Ella se pasó la mano por el pelo mojado, intentando cubrirse las rodillas con el vestido, que se le pegaba al cuerpo. «Hay pañuelos en la guantera», dijo él mientras arrancaba. Ella tomó uno y se secó la cara. Avanzaron en silencio. «¿Adónde vamos?», preguntó al fin. «No tengo adónde ir», respondió ella en voz baja. Su tono era suave, pero cargado de desesperanza. «Vaya lío», pensó él. «Me acordé. A la estación», añadió. «¿Huyendo del marido? ¿O de visita con su madre? ¿Y el equipaje?», preguntó, notando su mirada sorprendida. «Mi marido se fue hace dos años.
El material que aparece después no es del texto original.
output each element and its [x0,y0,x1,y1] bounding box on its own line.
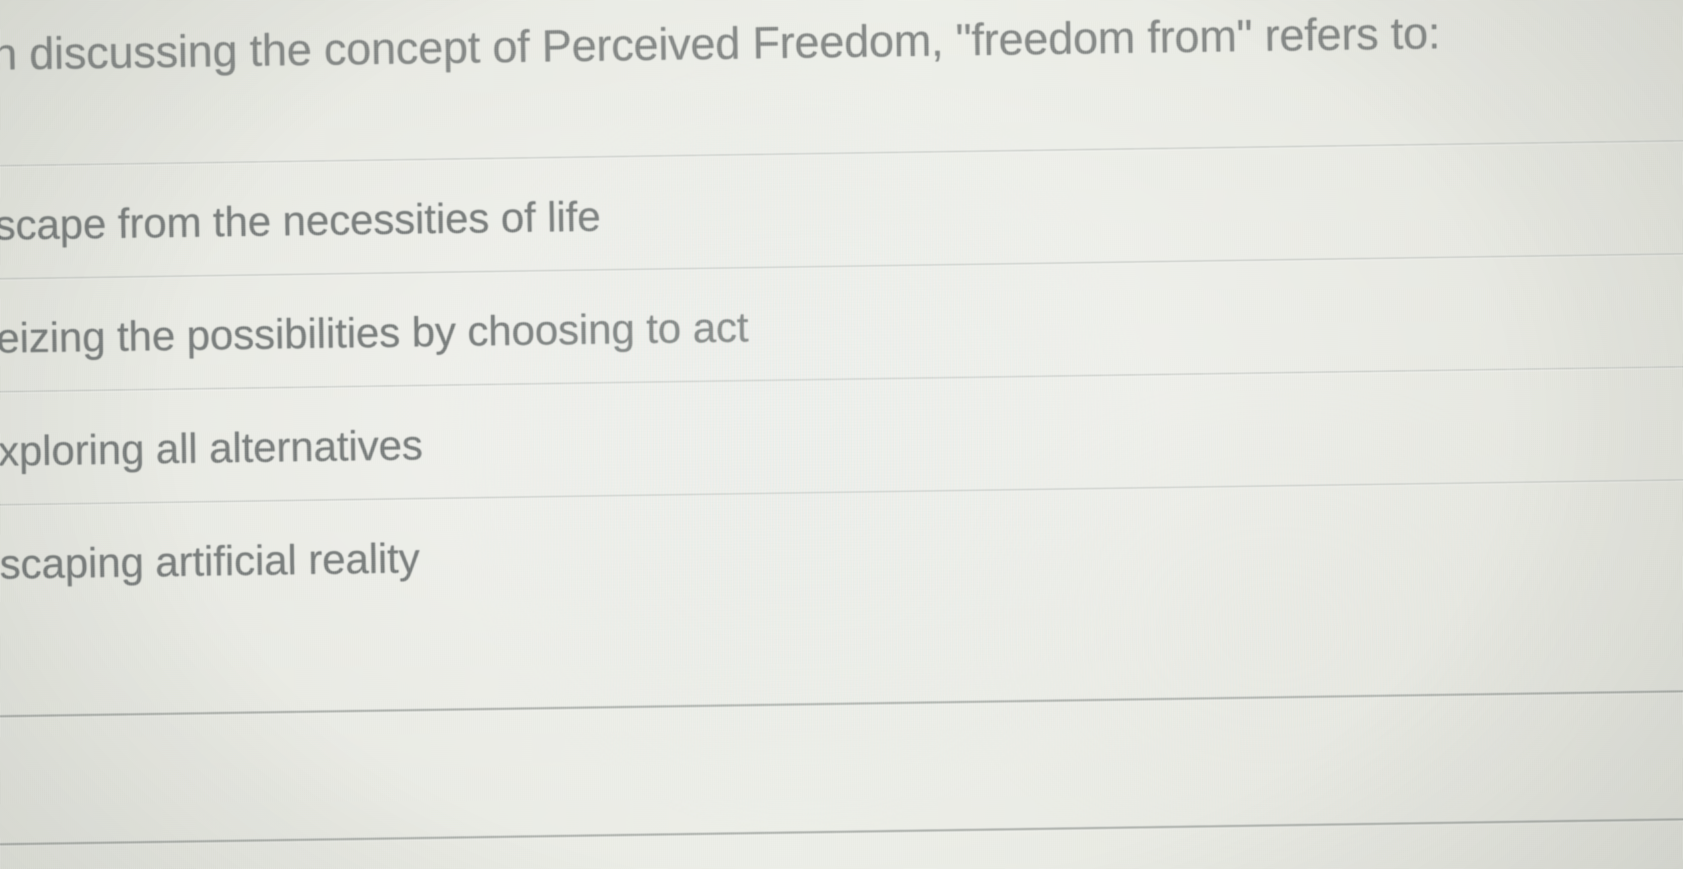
question-prompt: n discussing the concept of Perceived Fr… [0,7,1441,80]
screen-surface: n discussing the concept of Perceived Fr… [0,0,1683,869]
answer-option-1-label: scape from the necessities of life [0,192,601,249]
answer-option-4-label: scaping artificial reality [0,534,420,588]
answer-option-3-label: xploring all alternatives [0,421,423,475]
question-row: n discussing the concept of Perceived Fr… [0,0,1683,103]
quiz-content: n discussing the concept of Perceived Fr… [0,0,1683,869]
screen-photo: n discussing the concept of Perceived Fr… [0,0,1683,869]
answer-option-2-label: eizing the possibilities by choosing to … [0,303,749,362]
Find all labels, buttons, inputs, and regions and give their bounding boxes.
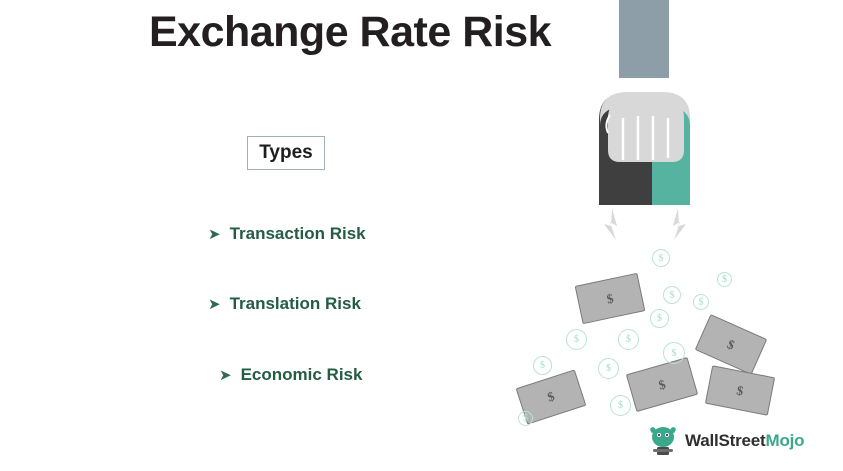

Mi madre murió del corazón seis meses después. Mis amigas… desaparecieron cuando les pedí dinero. Ahora me llaman, pero tienen miedo de que les pida otra vez. Y el dinero ya no me hace falta».

Javier calló, incómodo. «¿Tu hija se recuperó?», aventuró, adivinando su dolor. «No. Vendí el piso para pagar un tratamiento en Suiza. Pero no pudo salvarla. No pude hacer nada». Sus ojos estaban secos, pero reflejaban una pena infinita. «¿Cuántos años tenía?». «Mañana cumpliría trece. Compré billetes para la playa —era su sueño. Quería que luchara». «¿Los tienes contigo?». «Sí, son para mañana». Javier no supo qué decir. Él lo tenía todo —casa, trabajo, salud—, y ella lo había perdido todo. ¿Cómo seguía en pie?

«Yo no tengo hijos —empezó—. Mi—Mi esposa estuvo embarazada de otro en su juventud y abortó, me lo confesó durante el divorcio solo para hacerme daño, me llamó fracasado y se fue con un hombre con dinero—, dijo Javier mientras detenían el coche en la gasolinera, donde la cálida luz de la cafetería parecía una isla en medio de la tormenta.